The high cesarean section rate in the case arm may be inherent to the pathologies often associated with oligohydramnios. The risk of cesarean section delivery should not justify expectant management. We conclude that, in the presence of an obstetric complication indicating termination of pregnancy, artificial induction of labor may be performed.

In our series, the risk of perinatal asphyxia was 2.7 times higher in the oligohydramnios group. Similar conclusions were made by Zhang et al. [9] in a cohort study conducted in 2004. Study results on this topic are contradictory [9] [12]. It should be noted that, according to our findings, morbidity and mortality were not associated with the mode of delivery or the presence of a SGA. Based on the various studies, we can conclude that the fetus with oligohydramnios is at increased risk for fetal heart rate abnormalities during the active phase of labor. This risk should be considered by enhancing monitoring fetal heart rate during labor. However, this risk does not justify routine cesarean section delivery and does not contraindicate labor induction.

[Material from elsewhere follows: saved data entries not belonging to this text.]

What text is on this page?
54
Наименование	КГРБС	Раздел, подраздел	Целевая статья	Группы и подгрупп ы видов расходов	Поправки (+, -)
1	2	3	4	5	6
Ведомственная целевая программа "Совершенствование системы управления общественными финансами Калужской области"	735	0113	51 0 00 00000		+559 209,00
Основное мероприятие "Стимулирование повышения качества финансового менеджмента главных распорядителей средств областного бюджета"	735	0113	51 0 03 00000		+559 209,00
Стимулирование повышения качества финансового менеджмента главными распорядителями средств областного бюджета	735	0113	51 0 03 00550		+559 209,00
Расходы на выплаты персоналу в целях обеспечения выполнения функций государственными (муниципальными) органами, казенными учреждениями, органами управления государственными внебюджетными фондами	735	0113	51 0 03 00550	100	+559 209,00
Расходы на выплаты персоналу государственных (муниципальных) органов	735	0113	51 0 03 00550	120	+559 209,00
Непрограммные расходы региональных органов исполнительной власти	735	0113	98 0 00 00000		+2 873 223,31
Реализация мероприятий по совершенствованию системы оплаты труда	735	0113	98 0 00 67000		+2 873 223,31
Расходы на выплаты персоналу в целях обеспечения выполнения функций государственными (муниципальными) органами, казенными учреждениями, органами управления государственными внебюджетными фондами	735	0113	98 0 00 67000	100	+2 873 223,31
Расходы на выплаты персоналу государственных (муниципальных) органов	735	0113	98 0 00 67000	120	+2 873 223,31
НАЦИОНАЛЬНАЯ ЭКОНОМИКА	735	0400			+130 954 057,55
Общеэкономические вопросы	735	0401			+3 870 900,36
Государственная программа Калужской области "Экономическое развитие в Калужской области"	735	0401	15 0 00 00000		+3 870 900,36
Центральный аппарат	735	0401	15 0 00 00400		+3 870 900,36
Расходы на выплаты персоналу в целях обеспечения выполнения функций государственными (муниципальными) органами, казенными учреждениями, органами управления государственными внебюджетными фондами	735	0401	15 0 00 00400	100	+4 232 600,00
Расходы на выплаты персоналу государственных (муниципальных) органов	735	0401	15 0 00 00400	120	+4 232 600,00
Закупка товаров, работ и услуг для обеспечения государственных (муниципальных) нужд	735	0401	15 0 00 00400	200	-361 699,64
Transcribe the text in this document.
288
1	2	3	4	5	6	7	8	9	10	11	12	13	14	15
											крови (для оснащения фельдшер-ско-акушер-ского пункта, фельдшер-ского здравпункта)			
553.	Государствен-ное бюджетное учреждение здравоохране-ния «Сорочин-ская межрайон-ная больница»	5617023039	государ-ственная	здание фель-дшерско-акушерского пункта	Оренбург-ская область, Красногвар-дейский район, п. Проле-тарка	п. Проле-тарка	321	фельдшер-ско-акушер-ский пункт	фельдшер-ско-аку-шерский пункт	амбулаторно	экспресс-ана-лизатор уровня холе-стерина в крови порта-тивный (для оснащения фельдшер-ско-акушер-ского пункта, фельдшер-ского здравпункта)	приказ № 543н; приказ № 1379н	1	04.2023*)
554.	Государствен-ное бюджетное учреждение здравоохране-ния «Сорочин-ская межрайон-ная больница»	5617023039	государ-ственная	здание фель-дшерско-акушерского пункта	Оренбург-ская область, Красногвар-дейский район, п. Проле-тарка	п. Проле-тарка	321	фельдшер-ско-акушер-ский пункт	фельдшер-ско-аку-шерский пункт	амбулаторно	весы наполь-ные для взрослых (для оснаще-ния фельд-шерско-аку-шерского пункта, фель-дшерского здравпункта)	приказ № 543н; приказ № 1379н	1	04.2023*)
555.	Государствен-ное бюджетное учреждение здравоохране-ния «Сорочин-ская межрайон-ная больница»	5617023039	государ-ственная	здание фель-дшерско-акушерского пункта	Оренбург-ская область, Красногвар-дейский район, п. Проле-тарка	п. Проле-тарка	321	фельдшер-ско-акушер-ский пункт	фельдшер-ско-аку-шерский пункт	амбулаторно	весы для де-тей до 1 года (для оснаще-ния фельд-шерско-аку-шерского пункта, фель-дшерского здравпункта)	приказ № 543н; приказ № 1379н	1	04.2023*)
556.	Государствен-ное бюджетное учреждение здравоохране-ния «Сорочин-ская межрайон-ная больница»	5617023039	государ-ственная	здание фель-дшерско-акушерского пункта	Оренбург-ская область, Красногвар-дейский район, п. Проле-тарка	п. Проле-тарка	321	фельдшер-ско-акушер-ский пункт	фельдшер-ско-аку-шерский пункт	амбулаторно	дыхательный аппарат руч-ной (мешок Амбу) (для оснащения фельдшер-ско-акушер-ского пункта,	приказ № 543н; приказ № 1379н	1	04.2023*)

4.4. Implications for Research and Care

In light of our results, further prospective studies and more homogeneous meta-analyses are needed. Future studies should address the question of whether oligohydramnios justifies reclassifying SGA as IUGR.

Labor induction and cesarean delivery do not increase neonatal morbidity and mortality.

5. Conclusions

Oligohydramnios is significantly associated with several pathological obstetric conditions, including preterm delivery, post-term pregnancy, hypertensive disorders, maternal diabetes, SGA fetuses, and IUGR.

Furthermore, oligohydramnios increases the likelihood of interventions such as cesarean delivery and labor induction.

Finally, additional studies are needed to determine whether IUGR can also be defined by an estimated fetal weight below the 10th percentile combined with oligohydramnios.

Conflicts of Interest

We declare no conflicts of interest.